Weak AI governance can translate directly into misinformed investment decisions, security vulnerabilities, and ultimately, financial and reputational losses. Conversely, firms that build effective governance frameworks can better align AI with business objectives, manage downside risks, and create a more durable competitive advantage.

To address this challenge, I propose a two-tiered AI governance framework that integrates program-level oversight with use-case-specific controls. Much like the complementary top-down and bottom-up approaches in investing, this structure enables both consistency at scale and precision in execution.

The program-level component centers on three core actions:

  • Discover your AI assets in order to govern them effectively
  • Establish enterprise-level governance structures and mechanisms
  • Focus enterprise-level governance on a few critical domains

Discover: A foundational step is establishing comprehensive inventories of AI assets, use cases and agents. These will serve as the building blocks for governance processes at both the program level and the use case level and should be linked into enterprise’s overarching governance and risk management mechanisms and tools. As we look to the future, it’s becoming critical to apply some of the same institutional and organizational processes to managing AI agents that we commonly apply to managing people, which is near impossible without these inventories in place.

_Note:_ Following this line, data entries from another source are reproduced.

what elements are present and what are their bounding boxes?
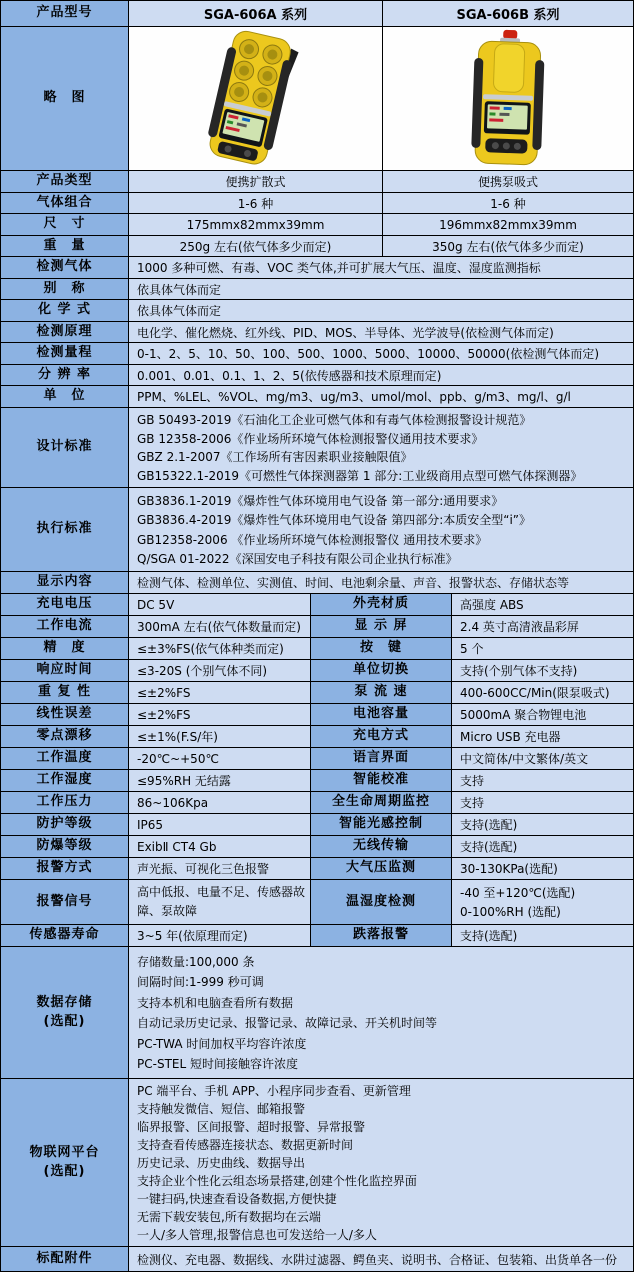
spec-value-1: ≤±3%FS(依气体种类而定) xyxy=(129,638,311,659)
spec-value-line: 临界报警、区间报警、超时报警、异常报警 xyxy=(137,1120,366,1134)
sketch-label xyxy=(1,27,129,170)
table-row xyxy=(1,279,633,300)
row-label: 无线传输 xyxy=(311,836,452,857)
spec-value-line: 存储数量:100,000 条 xyxy=(137,954,255,969)
spec-value-2: 高强度 ABS xyxy=(452,594,633,615)
table-row xyxy=(1,1079,633,1247)
row-label: 泵 流 速 xyxy=(311,682,452,703)
spec-value-line: 支持查看传感器连接状态、数据更新时间 xyxy=(137,1138,354,1152)
row-label: 重 复 性 xyxy=(1,682,129,703)
row-label: 大气压监测 xyxy=(311,858,452,879)
spec-value-line: GB3836.1-2019《爆炸性气体环境用电气设备 第一部分:通用要求》 xyxy=(137,494,504,509)
spec-value-line: GB 50493-2019《石油化工企业可燃气体和有毒气体检测报警设计规范》 xyxy=(137,413,532,428)
row-label: 单位切换 xyxy=(311,660,452,681)
table-row xyxy=(1,1247,633,1271)
spec-value-2: 支持(选配) xyxy=(452,814,633,835)
row-label: 产品类型 xyxy=(1,171,129,192)
row-label-line: (选配) xyxy=(43,1163,86,1179)
header-product-model-label: 产品型号 xyxy=(1,1,129,26)
spec-value-2: 30-130KPa(选配) xyxy=(452,858,633,879)
row-label: 显示内容 xyxy=(1,572,129,593)
spec-value-line: 间隔时间:1-999 秒可调 xyxy=(137,975,264,990)
spec-value-1: 300mA 左右(依气体数量而定) xyxy=(129,616,311,637)
spec-value: 电化学、催化燃烧、红外线、PID、MOS、半导体、光学波导(依检测气体而定) xyxy=(129,322,633,342)
spec-value-2: 5 个 xyxy=(452,638,633,659)
spec-value-text: 高中低报、电量不足、传感器故障、泵故障 xyxy=(137,884,306,918)
spec-value: 依具体气体而定 xyxy=(129,300,633,321)
spec-value-line: Q/SGA 01-2022《深国安电子科技有限公司企业执行标准》 xyxy=(137,551,458,566)
table-row xyxy=(1,171,633,193)
table-row xyxy=(1,386,633,408)
row-label: 工作湿度 xyxy=(1,770,129,791)
row-label xyxy=(1,947,129,1078)
spec-value-line: PC-TWA 时间加权平均容许浓度 xyxy=(137,1036,307,1051)
table-row xyxy=(1,27,633,171)
row-label: 外壳材质 xyxy=(311,594,452,615)
row-label: 防护等级 xyxy=(1,814,129,835)
device-sga-606b-image xyxy=(443,29,573,169)
row-label-line: 数据存储 xyxy=(36,994,93,1010)
table-row xyxy=(1,814,633,836)
row-label: 重 量 xyxy=(1,236,129,256)
spec-table-rows xyxy=(1,1,633,1271)
spec-value-line: 历史记录、历史曲线、数据导出 xyxy=(137,1156,306,1170)
spec-value-2-multiline xyxy=(452,880,633,924)
spec-value: 检测气体、检测单位、实测值、时间、电池剩余量、声音、报警状态、存储状态等 xyxy=(129,572,633,593)
spec-value-line: 一人/多人管理,报警信息也可发送给一人/多人 xyxy=(137,1228,377,1242)
header-series-b: SGA-606B 系列 xyxy=(383,1,633,26)
device-image-cell-b xyxy=(383,27,633,170)
row-label: 按 键 xyxy=(311,638,452,659)
table-row xyxy=(1,925,633,947)
row-label-line: 略 图 xyxy=(43,90,86,106)
spec-value-line: 一键扫码,快速查看设备数据,方便快捷 xyxy=(137,1192,337,1206)
row-label: 响应时间 xyxy=(1,660,129,681)
row-label-line: 设计标准 xyxy=(36,439,93,455)
spec-value-line: 0-100%RH (选配) xyxy=(460,905,561,919)
spec-value: 0-1、2、5、10、50、100、500、1000、5000、10000、50000(依检测气体而定) xyxy=(129,343,633,364)
spec-value-b: 便携泵吸式 xyxy=(383,171,633,192)
spec-value-2: 中文简体/中文繁体/英文 xyxy=(452,748,633,769)
spec-value-line: GB12358-2006 《作业场所环境气体检测报警仪 通用技术要求》 xyxy=(137,532,488,547)
table-row xyxy=(1,300,633,322)
table-row xyxy=(1,616,633,638)
spec-value-1: 86~106Kpa xyxy=(129,792,311,813)
row-label: 报警方式 xyxy=(1,858,129,879)
spec-value-a: 便携扩散式 xyxy=(129,171,383,192)
table-row xyxy=(1,682,633,704)
spec-value-2: 支持(选配) xyxy=(452,925,633,946)
table-row xyxy=(1,726,633,748)
spec-value-2: Micro USB 充电器 xyxy=(452,726,633,747)
device-sga-606a-image xyxy=(181,30,331,168)
spec-value-1: ≤3-20S (个别气体不同) xyxy=(129,660,311,681)
row-label xyxy=(1,488,129,571)
table-row xyxy=(1,660,633,682)
row-label: 显 示 屏 xyxy=(311,616,452,637)
spec-value-line: GBZ 2.1-2007《工作场所有害因素职业接触限值》 xyxy=(137,450,413,465)
table-row xyxy=(1,594,633,616)
table-row xyxy=(1,236,633,257)
row-label: 充电电压 xyxy=(1,594,129,615)
spec-value-line: 支持触发微信、短信、邮箱报警 xyxy=(137,1102,306,1116)
table-row xyxy=(1,792,633,814)
spec-value: 依具体气体而定 xyxy=(129,279,633,299)
table-row xyxy=(1,947,633,1079)
row-label: 尺 寸 xyxy=(1,214,129,235)
spec-value-1: ExibⅡ CT4 Gb xyxy=(129,836,311,857)
spec-value-a: 250g 左右(依气体多少而定) xyxy=(129,236,383,256)
table-row xyxy=(1,880,633,925)
spec-value-line: 支持企业个性化云组态场景搭建,创建个性化监控界面 xyxy=(137,1174,417,1188)
spec-value-b: 350g 左右(依气体多少而定) xyxy=(383,236,633,256)
spec-value-1: IP65 xyxy=(129,814,311,835)
spec-value-2: 支持(选配) xyxy=(452,836,633,857)
spec-value-multiline xyxy=(129,408,633,487)
table-row xyxy=(1,365,633,386)
spec-value-multiline xyxy=(129,488,633,571)
spec-value-1: -20℃~+50℃ xyxy=(129,748,311,769)
table-row xyxy=(1,836,633,858)
table-row xyxy=(1,408,633,488)
spec-value-1: DC 5V xyxy=(129,594,311,615)
spec-value-line: 无需下载安装包,所有数据均在云端 xyxy=(137,1210,321,1224)
spec-value-1: ≤±2%FS xyxy=(129,704,311,725)
row-label-line: 物联网平台 xyxy=(29,1144,100,1160)
spec-value-2: 2.4 英寸高清液晶彩屏 xyxy=(452,616,633,637)
table-row xyxy=(1,488,633,572)
table-row xyxy=(1,322,633,343)
row-label: 智能光感控制 xyxy=(311,814,452,835)
row-label: 电池容量 xyxy=(311,704,452,725)
row-label: 传感器寿命 xyxy=(1,925,129,946)
row-label-line: (选配) xyxy=(43,1013,86,1029)
row-label: 检测量程 xyxy=(1,343,129,364)
spec-value-2: 支持(个别气体不支持) xyxy=(452,660,633,681)
spec-value-2: 支持 xyxy=(452,770,633,791)
row-label: 单 位 xyxy=(1,386,129,407)
row-label: 检测原理 xyxy=(1,322,129,342)
device-image-cell-a xyxy=(129,27,383,170)
row-label: 别 称 xyxy=(1,279,129,299)
row-label: 温湿度检测 xyxy=(311,880,452,924)
spec-value: 检测仪、充电器、数据线、水阱过滤器、鳄鱼夹、说明书、合格证、包装箱、出货单各一份 xyxy=(129,1247,633,1271)
row-label xyxy=(1,1079,129,1246)
spec-value-line: PC 端平台、手机 APP、小程序同步查看、更新管理 xyxy=(137,1084,411,1098)
row-label: 线性误差 xyxy=(1,704,129,725)
row-label: 检测气体 xyxy=(1,257,129,278)
spec-value-line: -40 至+120℃(选配) xyxy=(460,886,576,900)
spec-value-1: ≤±1%(F.S/年) xyxy=(129,726,311,747)
row-label: 智能校准 xyxy=(311,770,452,791)
table-row xyxy=(1,572,633,594)
table-row xyxy=(1,1,633,27)
spec-value-1: 3~5 年(依原理而定) xyxy=(129,925,311,946)
spec-value-1: ≤±2%FS xyxy=(129,682,311,703)
spec-value-b: 196mmx82mmx39mm xyxy=(383,214,633,235)
row-label: 分 辨 率 xyxy=(1,365,129,385)
spec-value-multiline xyxy=(129,1079,633,1246)
spec-value-a: 1-6 种 xyxy=(129,193,383,213)
table-row xyxy=(1,343,633,365)
spec-value-2: 支持 xyxy=(452,792,633,813)
row-label: 精 度 xyxy=(1,638,129,659)
row-label: 防爆等级 xyxy=(1,836,129,857)
row-label: 跌落报警 xyxy=(311,925,452,946)
spec-value-a: 175mmx82mmx39mm xyxy=(129,214,383,235)
table-row xyxy=(1,638,633,660)
row-label: 化 学 式 xyxy=(1,300,129,321)
spec-value-1 xyxy=(129,880,311,924)
spec-value: 1000 多种可燃、有毒、VOC 类气体,并可扩展大气压、温度、湿度监测指标 xyxy=(129,257,633,278)
spec-value-line: 支持本机和电脑查看所有数据 xyxy=(137,995,294,1010)
spec-value-1: 声光振、可视化三色报警 xyxy=(129,858,311,879)
spec-value-1: ≤95%RH 无结露 xyxy=(129,770,311,791)
spec-value-b: 1-6 种 xyxy=(383,193,633,213)
row-label: 报警信号 xyxy=(1,880,129,924)
spec-value: PPM、%LEL、%VOL、mg/m3、ug/m3、umol/mol、ppb、g/m3、mg/l、g/l xyxy=(129,386,633,407)
row-label: 标配附件 xyxy=(1,1247,129,1271)
row-label: 全生命周期监控 xyxy=(311,792,452,813)
row-label: 语言界面 xyxy=(311,748,452,769)
row-label xyxy=(1,408,129,487)
spec-value-2: 5000mA 聚合物锂电池 xyxy=(452,704,633,725)
row-label: 充电方式 xyxy=(311,726,452,747)
table-row xyxy=(1,257,633,279)
spec-value-line: GB3836.4-2019《爆炸性气体环境用电气设备 第四部分:本质安全型“i”》 xyxy=(137,513,532,528)
table-row xyxy=(1,858,633,880)
spec-value-line: GB 12358-2006《作业场所环境气体检测报警仪通用技术要求》 xyxy=(137,431,484,446)
spec-value-line: GB15322.1-2019《可燃性气体探测器第 1 部分:工业级商用点型可燃气体探测器》 xyxy=(137,468,583,483)
row-label: 工作电流 xyxy=(1,616,129,637)
spec-value-line: 自动记录历史记录、报警记录、故障记录、开关机时间等 xyxy=(137,1016,438,1031)
spec-value-multiline xyxy=(129,947,633,1078)
spec-value: 0.001、0.01、0.1、1、2、5(依传感器和技术原理而定) xyxy=(129,365,633,385)
row-label: 气体组合 xyxy=(1,193,129,213)
table-row xyxy=(1,704,633,726)
spec-value-2: 400-600CC/Min(限泵吸式) xyxy=(452,682,633,703)
row-label-line: 执行标准 xyxy=(36,521,93,537)
table-row xyxy=(1,193,633,214)
header-series-a: SGA-606A 系列 xyxy=(129,1,383,26)
row-label: 工作温度 xyxy=(1,748,129,769)
row-label: 零点漂移 xyxy=(1,726,129,747)
row-label: 工作压力 xyxy=(1,792,129,813)
spec-value-line: PC-STEL 短时间接触容许浓度 xyxy=(137,1057,298,1072)
table-row xyxy=(1,770,633,792)
table-row xyxy=(1,214,633,236)
table-row xyxy=(1,748,633,770)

Establish: Oversight mechanisms fall into this category including policy and procedures, risk appetite statements, chain of authority and escalation, and the creation of an enterprise AI literacy program. These elements define the “rules of the road” and act as a first line of defense against internal and external pressures that will inevitably arise during AI implementation.

Focus: The rapid proliferation of AI governance frameworks and controls can create the impression that effective governance requires a “boil the ocean” approach. In practice, this is neither feasible nor necessary. AI governance should instead be deliberately scoped and aligned with an organization’s specific risk profile, operating model, and strategic priorities. The objective is not completeness, but effectiveness.